序文・赤穂浪士にあやかり
堀口尚次
山本健一〈1922年 - 2017年〉は、元旧海軍出身の技術者将校で、戦後東洋工業〈現・マツダ〉に入社し、開発リーダーとして世界で初めてロータリーエンジンの実用化に成功した自動車技術者。のち同社代表取締役社長、最高顧問などを務めた。
山本は当時の東洋工業のことを「三輪メーカー」と甘く見て、入社前の面接で「俺の力を活かすのは設計部だ」と配属先を希望したが、その発言は試験官の怒りを買い、入社当初は組立現場職からのスタートで、変速機の組立工場に配属された。ミスを繰り返してはベテラン工員に度々怒られるなど、気持ち的に腐りかけた時期もあったが、広島市内を走る3輪トラックが広島復興に貢献する姿を見て気持ちを入れ替える。その後、組立現場職としての業務終了後や昼休み時間中に図面を見たり写したりして自主的にトレースを始めた。入社から2年経過後に、その努力が社内で認められて設計部門に異動。36歳頃には設計部のエースとなった。
ロータリーエンジン開発までに、ダイハツ・ミゼットのヒットに触発され、対抗車の開発を社長が反対する中、秘密工場を作り試作。結果、K360の発売に結びついた。

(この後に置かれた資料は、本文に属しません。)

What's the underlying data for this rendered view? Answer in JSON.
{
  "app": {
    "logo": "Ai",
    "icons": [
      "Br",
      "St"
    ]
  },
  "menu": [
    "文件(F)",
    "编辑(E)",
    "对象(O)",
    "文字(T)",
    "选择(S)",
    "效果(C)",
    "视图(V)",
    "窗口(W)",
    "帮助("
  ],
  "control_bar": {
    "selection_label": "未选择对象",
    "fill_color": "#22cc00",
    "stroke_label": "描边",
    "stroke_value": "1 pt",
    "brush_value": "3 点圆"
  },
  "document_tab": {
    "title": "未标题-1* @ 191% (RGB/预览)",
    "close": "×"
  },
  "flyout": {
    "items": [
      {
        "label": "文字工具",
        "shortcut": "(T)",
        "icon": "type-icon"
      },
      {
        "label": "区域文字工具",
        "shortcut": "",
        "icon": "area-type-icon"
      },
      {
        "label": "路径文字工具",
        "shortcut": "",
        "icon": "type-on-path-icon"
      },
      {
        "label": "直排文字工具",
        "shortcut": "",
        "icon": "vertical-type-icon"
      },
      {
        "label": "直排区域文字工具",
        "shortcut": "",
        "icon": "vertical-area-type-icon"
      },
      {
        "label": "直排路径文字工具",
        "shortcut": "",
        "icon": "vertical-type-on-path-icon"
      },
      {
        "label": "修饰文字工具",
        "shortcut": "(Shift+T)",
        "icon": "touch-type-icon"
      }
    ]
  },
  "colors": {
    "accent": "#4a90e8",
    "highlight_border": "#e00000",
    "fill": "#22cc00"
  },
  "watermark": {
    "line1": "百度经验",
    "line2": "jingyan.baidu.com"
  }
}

昭和37年12月に、第二次技術研修団の一員としてNSUに訪問。当時の社長の松田恒次の意向で、昭和38年3月にロータリーエンジンの開発に専念するように指示。翌4月にロータリーエンジン開発部の部長に就任する。ロータリー開発部隊として47人が集結し、赤穂浪士にあやかり「ロータリー47士」と名乗った。ロータリーエンジン開発の背景には、当時審議されていた通商産業省の自動車業界再編計画で、東洋工業が他社に飲み込まれるかもしれない危機感があった。また、山本が「技術研究所」などロータリーエンジンが付かない名称を望んだが社長の松田恒次は「名称が大事」と突っぱねた。ロータリーエンジンの開発には心血を注ぎ、胃に穴があき、歯が抜け落ちる程、体調に変化があったものの、決して開発を諦める事をしなかった。
1967年5月、バンケル式ロータリーエンジンを実用化し搭載車コスモスポーツを発売。ロータリーエンジンの開発成功に対し、欧米の自動車会社は「広島の奇跡」と呼び、賞賛した。